Anti-Poverty Week Photos: http://www.antipovertyweek.org.au & Photo by Madi Robson on Unsplash

October 15-21 was anti-poverty week, coinciding with the United Nations International Day for the Eradication of Poverty which is on October 17.  This year also marks the 30th anniversary of the Call to Action by the French priest Fr. Joseph Wresinski which inspired the observance of October 17 as the World Day for Overcoming Extreme Poverty.

Fr. Wresinski was born to immigrant parents in a poor neighbourhood of Angers, France.  His family suffered from great poverty and social exclusion.  After his ordination in 1946 he served in poor communities where he related to the most disadvantaged families. He later founded a research institute on extreme poverty. His firm purpose was to unite all people in society around those living in extreme poverty. In 1979 he was appointed to France’s Economic and Social Council. With the publication of the Wresinski Report in 1987, he succeeded in gaining recognition of those in extreme poverty as partners in society.
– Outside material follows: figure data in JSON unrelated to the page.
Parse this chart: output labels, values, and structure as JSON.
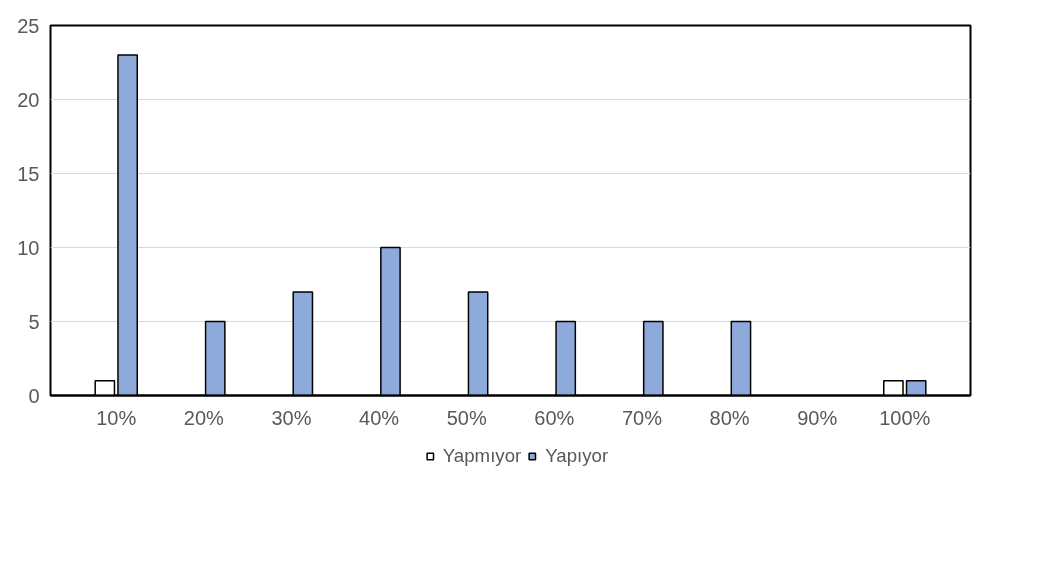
{
  "chart_data": {
    "type": "bar",
    "categories": [
      "10%",
      "20%",
      "30%",
      "40%",
      "50%",
      "60%",
      "70%",
      "80%",
      "90%",
      "100%"
    ],
    "series": [
      {
        "name": "Yapmıyor",
        "color": "#ffffff",
        "values": [
          1,
          null,
          null,
          null,
          null,
          null,
          null,
          null,
          null,
          1
        ]
      },
      {
        "name": "Yapıyor",
        "color": "#8eaadb",
        "values": [
          23,
          5,
          7,
          10,
          7,
          5,
          5,
          5,
          null,
          1
        ]
      }
    ],
    "ylim": [
      0,
      25
    ],
    "yticks": [
      0,
      5,
      10,
      15,
      20,
      25
    ],
    "grid": "y",
    "legend": "bottom"
  }
}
On 17th October 1987, in the presence of 100,000 people from every social background, Fr Wresinski unveiled a commemorative stone in the Human Rights Plaza in Paris.  On this stone his call is engraved: “Wherever men and women are condemned to live in extreme poverty, human rights are violated. To come together to ensure that these rights be respected is our solemn duty.”
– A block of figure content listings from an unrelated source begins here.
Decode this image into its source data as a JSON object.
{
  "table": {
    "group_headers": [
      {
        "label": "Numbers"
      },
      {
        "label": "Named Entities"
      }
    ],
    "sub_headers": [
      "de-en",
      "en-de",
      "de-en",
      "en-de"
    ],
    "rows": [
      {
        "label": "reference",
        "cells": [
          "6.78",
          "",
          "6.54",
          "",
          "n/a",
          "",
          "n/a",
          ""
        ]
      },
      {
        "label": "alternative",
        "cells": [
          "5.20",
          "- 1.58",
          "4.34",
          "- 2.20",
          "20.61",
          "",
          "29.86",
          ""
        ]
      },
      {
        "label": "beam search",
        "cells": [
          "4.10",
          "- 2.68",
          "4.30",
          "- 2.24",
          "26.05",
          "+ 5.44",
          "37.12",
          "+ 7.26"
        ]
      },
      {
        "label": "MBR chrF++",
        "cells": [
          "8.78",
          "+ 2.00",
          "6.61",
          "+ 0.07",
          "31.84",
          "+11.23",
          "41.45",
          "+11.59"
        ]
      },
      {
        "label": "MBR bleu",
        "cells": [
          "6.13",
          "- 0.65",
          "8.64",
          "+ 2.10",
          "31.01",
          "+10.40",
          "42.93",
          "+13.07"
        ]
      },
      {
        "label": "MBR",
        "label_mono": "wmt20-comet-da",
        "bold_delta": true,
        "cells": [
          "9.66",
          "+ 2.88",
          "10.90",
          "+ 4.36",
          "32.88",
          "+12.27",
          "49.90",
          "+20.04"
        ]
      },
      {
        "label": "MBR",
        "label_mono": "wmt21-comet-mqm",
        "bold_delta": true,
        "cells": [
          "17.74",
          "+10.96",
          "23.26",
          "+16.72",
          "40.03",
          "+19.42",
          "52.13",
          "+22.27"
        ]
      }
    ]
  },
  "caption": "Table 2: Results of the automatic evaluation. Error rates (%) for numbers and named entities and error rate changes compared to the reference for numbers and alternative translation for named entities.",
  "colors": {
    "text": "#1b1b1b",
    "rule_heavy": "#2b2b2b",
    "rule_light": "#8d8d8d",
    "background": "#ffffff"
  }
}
The International Day for the Eradication of Poverty and its antecedent, the World Day for Overcoming Extreme Poverty “represent an opportunity to acknowledge the efforts and struggle of people living in poverty, a chance for them to make their concerns heard and a moment to recognize that poor people are in the forefront in the fight against poverty.” (UN Report of the Secretary General).

Pope Francis in his speech to the United Nations Food and Agriculture Organization (FAO) in Rome to celebrate World Food Day on 16th October, said “it is clear that wars and climate change lead to hunger, so we must stop treating it as an incurable disease.”  “For some it would be enough to reduce the number of mouths to feed and in this way solve the problem.  Reducing is easy; sharing instead demands conversion, and this is imperative.”  “To love”, says Francis “means to contribute so that every country increases its production and reaches food self-sufficiency.  To love translates into thinking of new models of development and consumption, and adopting policies that do not aggravate the situation of the less advanced populations, or their external dependency. To love means not continuing to divide the human family into those who have more than they need, and those who lack the essential.”
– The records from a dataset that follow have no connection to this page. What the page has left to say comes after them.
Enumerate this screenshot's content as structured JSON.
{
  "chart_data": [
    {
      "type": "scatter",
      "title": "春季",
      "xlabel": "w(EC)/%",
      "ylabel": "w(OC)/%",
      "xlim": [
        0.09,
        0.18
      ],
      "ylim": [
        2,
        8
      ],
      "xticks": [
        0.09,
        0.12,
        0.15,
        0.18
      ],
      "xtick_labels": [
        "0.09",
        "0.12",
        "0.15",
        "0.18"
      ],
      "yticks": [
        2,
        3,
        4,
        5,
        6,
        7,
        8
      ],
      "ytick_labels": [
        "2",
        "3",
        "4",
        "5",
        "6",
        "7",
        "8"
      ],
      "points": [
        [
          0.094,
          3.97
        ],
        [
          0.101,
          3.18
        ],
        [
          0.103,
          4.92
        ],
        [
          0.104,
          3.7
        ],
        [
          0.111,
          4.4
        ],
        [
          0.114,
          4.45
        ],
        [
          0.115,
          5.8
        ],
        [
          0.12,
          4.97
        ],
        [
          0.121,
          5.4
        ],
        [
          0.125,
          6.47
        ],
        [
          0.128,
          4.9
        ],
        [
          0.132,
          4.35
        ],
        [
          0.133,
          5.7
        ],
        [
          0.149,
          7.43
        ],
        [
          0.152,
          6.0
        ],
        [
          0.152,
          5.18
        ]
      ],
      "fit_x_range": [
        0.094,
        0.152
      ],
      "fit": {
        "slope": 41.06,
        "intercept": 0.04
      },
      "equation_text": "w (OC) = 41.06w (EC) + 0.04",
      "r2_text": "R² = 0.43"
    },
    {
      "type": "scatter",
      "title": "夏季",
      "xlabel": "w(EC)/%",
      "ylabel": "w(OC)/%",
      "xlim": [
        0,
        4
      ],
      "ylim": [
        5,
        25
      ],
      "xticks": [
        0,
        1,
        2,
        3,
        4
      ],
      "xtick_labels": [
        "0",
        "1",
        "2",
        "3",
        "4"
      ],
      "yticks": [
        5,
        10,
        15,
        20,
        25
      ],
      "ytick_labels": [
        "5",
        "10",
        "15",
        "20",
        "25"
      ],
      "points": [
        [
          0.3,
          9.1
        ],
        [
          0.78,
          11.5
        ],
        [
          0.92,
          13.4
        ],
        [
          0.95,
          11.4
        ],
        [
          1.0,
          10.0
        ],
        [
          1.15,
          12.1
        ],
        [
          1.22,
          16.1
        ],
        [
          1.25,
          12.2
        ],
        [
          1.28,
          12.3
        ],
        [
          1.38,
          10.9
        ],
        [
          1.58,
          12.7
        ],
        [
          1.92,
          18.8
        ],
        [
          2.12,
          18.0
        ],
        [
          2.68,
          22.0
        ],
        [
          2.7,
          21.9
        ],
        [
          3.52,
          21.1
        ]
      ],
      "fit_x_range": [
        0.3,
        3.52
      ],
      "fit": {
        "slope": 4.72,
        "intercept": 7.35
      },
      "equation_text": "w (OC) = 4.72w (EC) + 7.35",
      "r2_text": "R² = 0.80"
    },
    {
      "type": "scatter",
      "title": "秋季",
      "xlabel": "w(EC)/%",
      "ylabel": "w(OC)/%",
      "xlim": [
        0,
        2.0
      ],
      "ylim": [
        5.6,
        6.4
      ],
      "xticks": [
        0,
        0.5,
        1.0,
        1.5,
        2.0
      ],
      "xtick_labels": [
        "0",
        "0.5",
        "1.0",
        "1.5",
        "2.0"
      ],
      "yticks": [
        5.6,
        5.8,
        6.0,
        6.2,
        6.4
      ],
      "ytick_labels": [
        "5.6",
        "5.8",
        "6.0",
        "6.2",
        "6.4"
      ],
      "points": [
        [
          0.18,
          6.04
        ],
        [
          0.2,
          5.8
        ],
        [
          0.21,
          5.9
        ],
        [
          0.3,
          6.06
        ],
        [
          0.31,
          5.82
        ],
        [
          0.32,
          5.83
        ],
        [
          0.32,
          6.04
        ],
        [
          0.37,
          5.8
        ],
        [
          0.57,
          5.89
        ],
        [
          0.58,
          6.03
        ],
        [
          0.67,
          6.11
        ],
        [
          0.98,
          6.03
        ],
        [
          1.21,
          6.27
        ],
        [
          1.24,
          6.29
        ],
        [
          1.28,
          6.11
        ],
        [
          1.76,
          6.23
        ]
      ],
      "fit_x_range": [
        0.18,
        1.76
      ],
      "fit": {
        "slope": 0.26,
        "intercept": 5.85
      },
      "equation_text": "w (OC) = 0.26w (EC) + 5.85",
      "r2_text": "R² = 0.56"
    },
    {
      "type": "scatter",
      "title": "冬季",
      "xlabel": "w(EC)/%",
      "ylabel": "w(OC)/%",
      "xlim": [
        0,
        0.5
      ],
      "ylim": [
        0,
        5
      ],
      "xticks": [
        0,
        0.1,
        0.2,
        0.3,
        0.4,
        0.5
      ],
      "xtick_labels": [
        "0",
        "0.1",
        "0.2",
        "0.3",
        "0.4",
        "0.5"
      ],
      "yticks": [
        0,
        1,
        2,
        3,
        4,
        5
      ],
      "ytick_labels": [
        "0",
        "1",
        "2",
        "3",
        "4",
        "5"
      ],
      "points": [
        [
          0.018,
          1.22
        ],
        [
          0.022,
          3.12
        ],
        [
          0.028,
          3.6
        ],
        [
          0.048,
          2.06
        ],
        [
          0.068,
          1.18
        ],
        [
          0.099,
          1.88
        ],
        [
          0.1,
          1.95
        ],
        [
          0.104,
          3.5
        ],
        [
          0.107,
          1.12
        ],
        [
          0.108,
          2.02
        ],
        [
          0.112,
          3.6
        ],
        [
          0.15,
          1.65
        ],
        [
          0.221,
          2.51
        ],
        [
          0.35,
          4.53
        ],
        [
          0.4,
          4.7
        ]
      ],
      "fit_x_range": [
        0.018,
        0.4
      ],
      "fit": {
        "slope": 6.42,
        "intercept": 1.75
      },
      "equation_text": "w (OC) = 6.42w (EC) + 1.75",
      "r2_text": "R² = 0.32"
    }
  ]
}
In 2016 world hunger once again increased. Now there are 800 million men, women and children who are hungry, 11 out of every 100 people on the planet.  “We cannot act only if others do, nor limit ourselves to pity, because pity is limited to emergency aid, while love inspires justice,” Pope Francis said.

Columban Fr Peter O’Neill is the Peace, Ecology and Justice Co-ordinator for the Australia/New Zealand Region.  He returned to Australia this year after working in Taiwan for 26 years with the poor and abused migrant workers.